Virtualization backup and management firm Veeam Software this week took steps to double down on its commitment to become the leading provider of disaster recovery and management solutions for virtual data centers.
“Veeam’s view is that most organizations will virtualize close to 100 percent of their servers within the next few years, so the company has concentrated on creating the best backup and recovery solution possible for virtual environments,” Carrie Reber, vice president of marketing at Veeam told ServerWatch.
Veeam, founded in 2006, has built its name as a leading provider of virtualization backup and management technology for VMware (NYSE: VMW) environments. Indeed, the company now says that more than 150,000 VMware professionals around the world are using its FastSCP, a free tool for ESX file management.

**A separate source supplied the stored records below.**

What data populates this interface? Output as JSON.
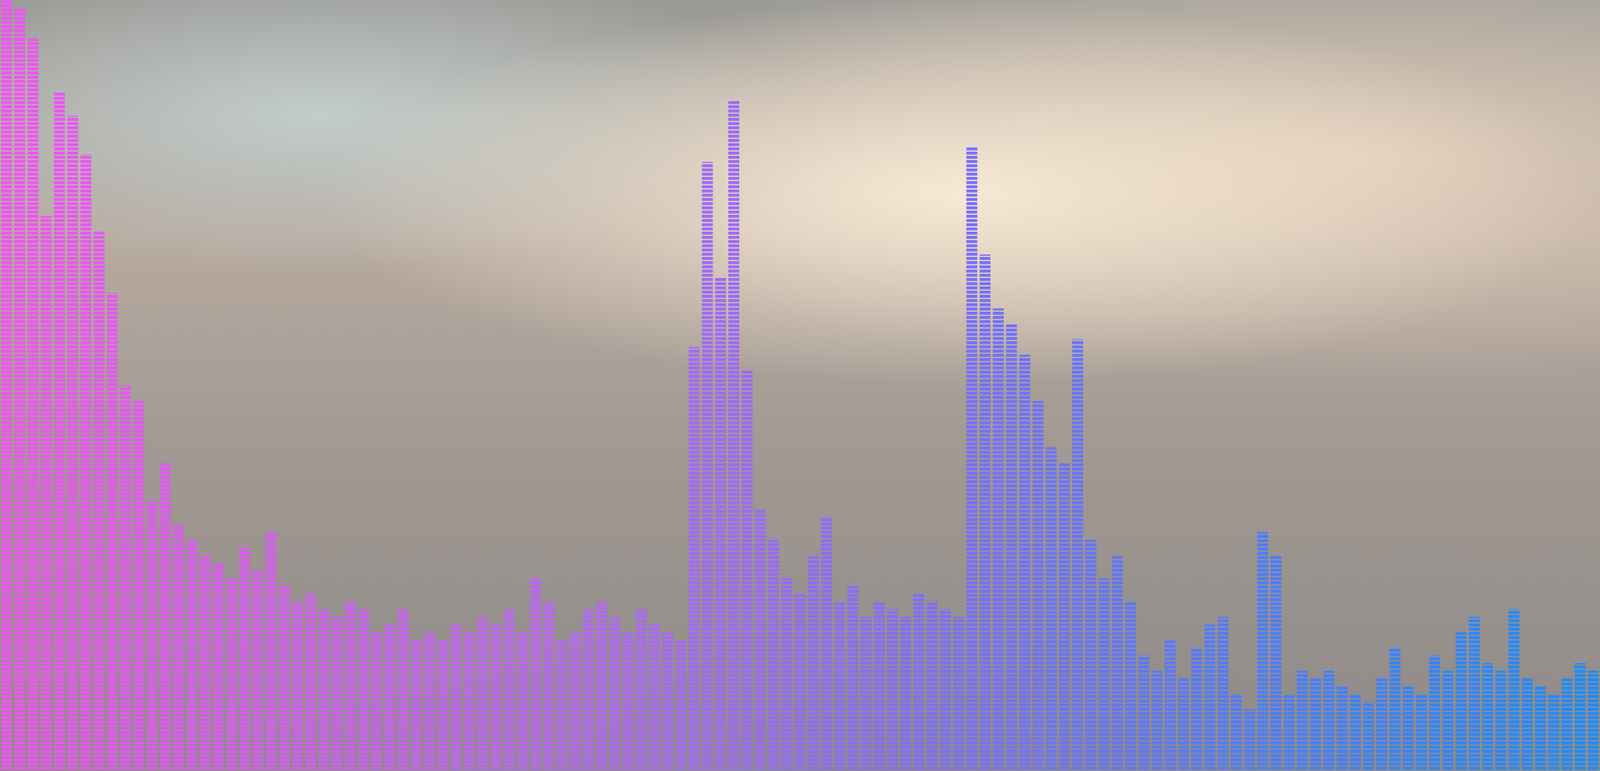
{
  "chart_data": {
    "type": "bar",
    "values": [
      100,
      99,
      95,
      72,
      88,
      85,
      80,
      70,
      62,
      50,
      48,
      35,
      40,
      32,
      30,
      28,
      27,
      25,
      29,
      26,
      31,
      24,
      22,
      23,
      21,
      20,
      22,
      21,
      18,
      19,
      21,
      17,
      18,
      17,
      19,
      18,
      20,
      19,
      21,
      18,
      25,
      22,
      17,
      18,
      21,
      22,
      20,
      18,
      21,
      19,
      18,
      17,
      55,
      79,
      64,
      87,
      52,
      34,
      30,
      25,
      23,
      28,
      33,
      22,
      24,
      20,
      22,
      21,
      20,
      23,
      22,
      21,
      20,
      81,
      67,
      60,
      58,
      54,
      48,
      42,
      40,
      56,
      30,
      25,
      28,
      22,
      15,
      13,
      17,
      12,
      16,
      19,
      20,
      10,
      8,
      31,
      28,
      10,
      13,
      12,
      13,
      11,
      10,
      9,
      12,
      16,
      11,
      10,
      15,
      13,
      18,
      20,
      14,
      13,
      21,
      12,
      11,
      10,
      12,
      14,
      13
    ],
    "ylim": [
      0,
      100
    ],
    "tick_labels": false,
    "grid": false
  }
}
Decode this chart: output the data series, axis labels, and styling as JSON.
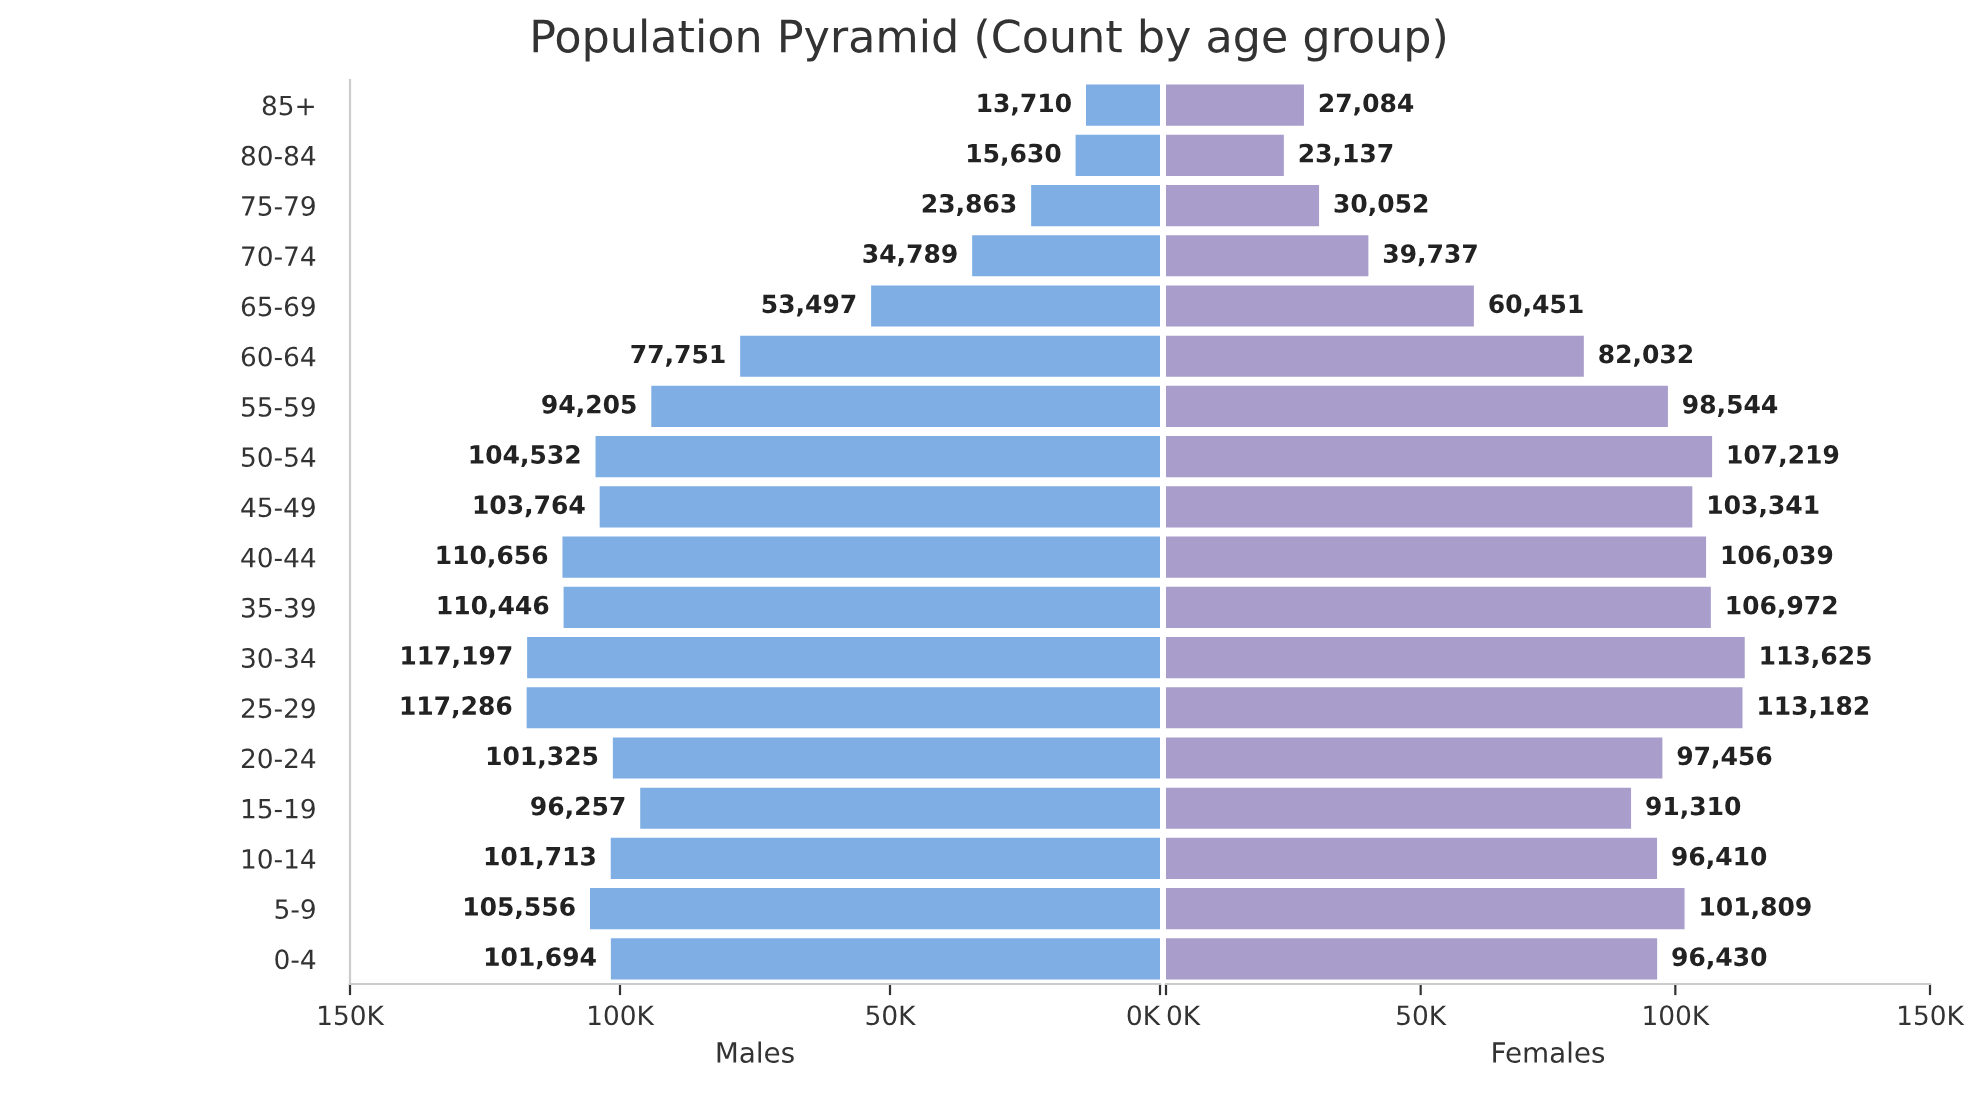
{
  "chart_data": [
    {
      "type": "bar",
      "orientation": "horizontal",
      "title": "Population Pyramid (Count by age group)",
      "xlabel": "Males",
      "categories": [
        "85+",
        "80-84",
        "75-79",
        "70-74",
        "65-69",
        "60-64",
        "55-59",
        "50-54",
        "45-49",
        "40-44",
        "35-39",
        "30-34",
        "25-29",
        "20-24",
        "15-19",
        "10-14",
        "5-9",
        "0-4"
      ],
      "values": [
        13710,
        15630,
        23863,
        34789,
        53497,
        77751,
        94205,
        104532,
        103764,
        110656,
        110446,
        117197,
        117286,
        101325,
        96257,
        101713,
        105556,
        101694
      ],
      "value_labels": [
        "13,710",
        "15,630",
        "23,863",
        "34,789",
        "53,497",
        "77,751",
        "94,205",
        "104,532",
        "103,764",
        "110,656",
        "110,446",
        "117,197",
        "117,286",
        "101,325",
        "96,257",
        "101,713",
        "105,556",
        "101,694"
      ],
      "color": "#7eaee3",
      "xlim": [
        150000,
        0
      ],
      "xticks": [
        {
          "value": 150000,
          "label": "150K"
        },
        {
          "value": 100000,
          "label": "100K"
        },
        {
          "value": 50000,
          "label": "50K"
        },
        {
          "value": 0,
          "label": "0K"
        }
      ],
      "grid": false
    },
    {
      "type": "bar",
      "orientation": "horizontal",
      "xlabel": "Females",
      "values": [
        27084,
        23137,
        30052,
        39737,
        60451,
        82032,
        98544,
        107219,
        103341,
        106039,
        106972,
        113625,
        113182,
        97456,
        91310,
        96410,
        101809,
        96430
      ],
      "value_labels": [
        "27,084",
        "23,137",
        "30,052",
        "39,737",
        "60,451",
        "82,032",
        "98,544",
        "107,219",
        "103,341",
        "106,039",
        "106,972",
        "113,625",
        "113,182",
        "97,456",
        "91,310",
        "96,410",
        "101,809",
        "96,430"
      ],
      "color": "#a89dcb",
      "xlim": [
        0,
        150000
      ],
      "xticks": [
        {
          "value": 0,
          "label": "0K"
        },
        {
          "value": 50000,
          "label": "50K"
        },
        {
          "value": 100000,
          "label": "100K"
        },
        {
          "value": 150000,
          "label": "150K"
        }
      ],
      "tick_labels": "x",
      "grid": false
    }
  ]
}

Veeam recently announced the general availability of version 5.0 of its Backup and Recovery product, a product driven by the vPower technology it debuted in 2010. Veeam boasts that vPower, which it developed in-house, can provide instant recovery of a complete virtual machine from its backup while IT works on the issue that caused the problem. The central innovation of vPower is the capacity to run virtual machines in production or in a test environment from either standard backup storage or a compressed and deduplicated backup file, Reber explained.
“On the backup side, while server virtualization has become widely adopted in data centers worldwide, many organizations are still using previous-generation software designed for traditional x86 physical servers to back up data on virtual machines,” she said.
“Traditional backup software for physical servers requires an average of four to five hours of downtime to complete a backup, and often much more, and the backups don’t always restore reliably. What’s more, the old software is not only ineffective and unreliable in a virtual environment, but also wastes the opportunity to take advantage of the new possibilities that virtualization presents.”
From the management perspective, Veeam backs a product called Veeam ONE, which offers reporting and monitoring tools for VMware environments. With Veeam ONE, users can manage VMware and physical environments through either Microsoft System Center or HP Operations Manager in a unified console. Veeam expanded its product portfolio to couple VMware and Microsoft (NASDAQ: MSFT) and HP enterprise management tools with the 2008 acquisition of nworks.
Now, Veeam is taking a big step beyond VMware with the inclusion of Windows Server Hyper-V and Microsoft Hyper-V Server in its Backup and Replication product. Veeam is demonstrating the new Hyper-V support this week at Microsoft’s TechEd conference in Atlanta. It plans to make it generally available in fourth quarter 2011.
For a company that built its name on VMware support, bringing Hyper-V into the fold represents not only the conviction that momentum for virtualization will continue to build, but also that the enterprise market is diversifying.
“Multi-hypervisor environments are quickly becoming the norm, not the exception, and that poses serious management challenges to IT organizations,” Ashish Nadkarni, a senior analyst and consultant at Taneja Group, said in a statement. “IT managers need to select virtualization management solutions, including backup and replication solutions, that can work with more than one hypervisor.”
Veeam founders Ratmir Timashev and Andrei Baronov first partnered up with the 1997 founding of Aelita Software, a firm specializing in Windows Server systems management software. In 2004, Qwest Software snapped up Aelita, which ultimately sent Timashev and Baronov looking for a new venture, and they settled on virtualization. Veeam, with North American headquarters in Columbus, Ohio, has a management team that includes many veterans of Aelita, Reber said.